Culpa e vergonha
Luciano Pires -Láááááá em 2009 lancei um livro chamado Nóis…qui invertemo as coisa. Nele eu tratava de um Brasil que estava estranho, onde prioridades foram invertidas e falava que uma sensação de que daria errado pairava no ar. No livro há um artigo de 2007 que preciso republicar agora. Leia, por favor, e veja o tamanho da nossa tragédia. Nove anos depois, as únicas ações efetivas de mudança parecem ter sido o Mensalão e agora a operação Lava Jato. Por isso nos agarramos desesperadamente a ela.
Culpa e Vergonha
Quando o avião parou em Brasília, um daqueles políticos envolvido naqueles escândalos entrou. Cabeça erguida, altivo. E aos poucos, os passageiros começaram a sussurrar, imitando pombos:
– Corrupto… corrupto…
Pensei comigo mesmo “que vergonha”… Mas o sujeito continuou impassível, ajeitou a bagagem e sentou-se, seguindo no voo normalmente. Desembarcou como qualquer um de nós e pronto. Nenhum constrangimento.
Pois eu admiro, sabe? Admiro aquele tremendo, expressivo e intimidante atributo dos políticos: a cara de pau. Quem tem cara de pau não tem vergonha. Não sente culpa. Não se intimida.
Para sentir culpa a pessoa tem que reconhecer que errou, que desobedeceu alguma regra ou lei. Que fez algo errado e, portanto, sabe que existe um “certo”. Quem assume a culpa manifesta a certeza de que se esforçar-se para aprender, pode deixar de errar. A culpa é perdoável. A culpa pode ser esquecida depois que o culpado paga pelo erro. Reconhecer a culpa é um exercício de humildade e não de incapacidade.
Incapacidade é coisa da vergonha.
Quem sente vergonha tem problemas com seu amor próprio, sua auto-estima, mas não tem necessariamente culpa sobre a razão de sua vergonha. E o interessante é que a vergonha dá mais vergonha. O sujeito aparece com o zíper aberto e o bilau de fora. Que vergonha! Quando descobre a situação, fica vermelho de vergonha. E ao perceber que ficou vermelho, fica com vergonha de ficar vermelho… E não dá pra acusar, julgar, condenar ou punir a vergonha. Vergonha não precisa de perdão.
Vejamos então a situação de nosso Renan Calheiros. Ou de Paulo Maluf. Ou Fernando Collor. Ou Jader Barbalho.

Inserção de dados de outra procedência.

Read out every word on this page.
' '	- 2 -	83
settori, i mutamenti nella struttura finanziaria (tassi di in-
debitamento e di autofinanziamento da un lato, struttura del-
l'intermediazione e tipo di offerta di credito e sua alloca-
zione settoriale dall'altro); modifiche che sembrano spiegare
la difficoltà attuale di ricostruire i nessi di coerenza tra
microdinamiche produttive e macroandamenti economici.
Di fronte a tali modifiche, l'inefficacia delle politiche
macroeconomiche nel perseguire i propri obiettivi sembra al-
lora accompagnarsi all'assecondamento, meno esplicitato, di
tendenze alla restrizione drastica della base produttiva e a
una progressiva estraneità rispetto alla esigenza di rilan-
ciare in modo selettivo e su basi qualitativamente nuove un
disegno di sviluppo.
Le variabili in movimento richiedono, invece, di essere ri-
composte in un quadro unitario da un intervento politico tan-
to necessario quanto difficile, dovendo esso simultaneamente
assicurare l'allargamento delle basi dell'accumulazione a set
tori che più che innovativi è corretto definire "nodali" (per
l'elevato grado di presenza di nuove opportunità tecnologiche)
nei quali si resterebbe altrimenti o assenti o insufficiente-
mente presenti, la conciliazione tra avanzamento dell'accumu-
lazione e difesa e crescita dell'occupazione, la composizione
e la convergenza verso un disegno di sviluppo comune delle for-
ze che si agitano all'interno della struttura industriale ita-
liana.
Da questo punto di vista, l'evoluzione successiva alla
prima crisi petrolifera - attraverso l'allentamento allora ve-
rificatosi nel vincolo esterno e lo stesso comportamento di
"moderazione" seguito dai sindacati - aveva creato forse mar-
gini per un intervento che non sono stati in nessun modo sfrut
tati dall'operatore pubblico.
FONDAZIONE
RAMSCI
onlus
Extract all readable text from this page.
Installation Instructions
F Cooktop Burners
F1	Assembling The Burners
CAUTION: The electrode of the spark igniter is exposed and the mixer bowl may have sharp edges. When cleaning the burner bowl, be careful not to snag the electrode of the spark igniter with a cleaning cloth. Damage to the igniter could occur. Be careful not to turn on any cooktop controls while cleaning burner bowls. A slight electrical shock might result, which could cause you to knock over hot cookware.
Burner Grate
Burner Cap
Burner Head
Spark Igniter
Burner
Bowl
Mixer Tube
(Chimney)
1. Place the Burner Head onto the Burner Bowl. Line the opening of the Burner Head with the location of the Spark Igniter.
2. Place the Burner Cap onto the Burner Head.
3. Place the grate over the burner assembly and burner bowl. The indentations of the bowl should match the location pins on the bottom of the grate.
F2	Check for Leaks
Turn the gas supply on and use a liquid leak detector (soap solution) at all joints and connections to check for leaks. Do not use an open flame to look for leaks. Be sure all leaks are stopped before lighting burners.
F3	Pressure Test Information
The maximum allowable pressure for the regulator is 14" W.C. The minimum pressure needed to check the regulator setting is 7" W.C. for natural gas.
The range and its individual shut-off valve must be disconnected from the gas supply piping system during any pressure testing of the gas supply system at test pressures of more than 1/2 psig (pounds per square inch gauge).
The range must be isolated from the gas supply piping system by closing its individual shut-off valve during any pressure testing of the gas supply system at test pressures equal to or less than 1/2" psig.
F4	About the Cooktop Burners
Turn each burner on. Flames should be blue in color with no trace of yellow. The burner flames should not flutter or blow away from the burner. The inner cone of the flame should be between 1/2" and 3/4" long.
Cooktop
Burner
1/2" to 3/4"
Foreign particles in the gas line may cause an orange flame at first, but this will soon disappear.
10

Ou Zé Dirceu. Ou… Se errou, é culpado. Tem que pagar. Ao ser pego no ato, deveria sentir vergonha.
E eu fico desesperadamente buscando um sinal de vergonha na cara deles. Mas não encontro. Impassíveis, fazem seus discursos, recusam a culpa e jamais demonstram sentir vergonha. Talvez por isso estejamos tão fartos deles. Essas pessoas não são humanas. Não sentem o que nós, humanos, sentimos.
Será que isso é educação? Ou será treinamento? Eu até entendo que um treinamento persistente pode fazer com que as pessoas jamais sintam-se culpadas. Mas será que dá pra aprender a não sentir vergonha?
Pois as Operações Navalha, Satiagraha, Sanguessuga, as que vieram antes e as que virão depois, estão nos ensinando que é possível sim aprender a jamais sentir vergonha.
Eu já perdi as esperanças. Sei que admitir culpa é suicídio político e só acontece quando passa a ser o recurso final, aquele que transforma o delito em “escorregada”. Lembram-se de Bill Clinton negando, negando e depois admitindo que teve “conduta inapropriada com aquela mulher”? Ele jamais admitiu que praticou sexo com a estagiária. Mas achou uma forma de assumir que errou, “escorregou”. E surgiu na televisão com uma cara de envergonhado que levou a opinião pública para seu lado.
Por isso tudo é que entendo aquele político que entrou no avião e fez que não ouviu o coro dos pombos “corrupto…corrupto”…
Ele está treinado para isso. Ele precisa não ouvir. Ele constrói sua verdade e aferra-se a ela. Ele vive num mundo onde culpa e vergonha só existem como ferramentas para atingir seus objetivos. Mesmo que seja acusado, preso e condenado, jamais assumirá a culpa por seus atos. Sempre aparecerá como vítima.
E é também por isso tudo que eu jamais seria político. Posso até não sentir culpa, mas morreria de vergonha.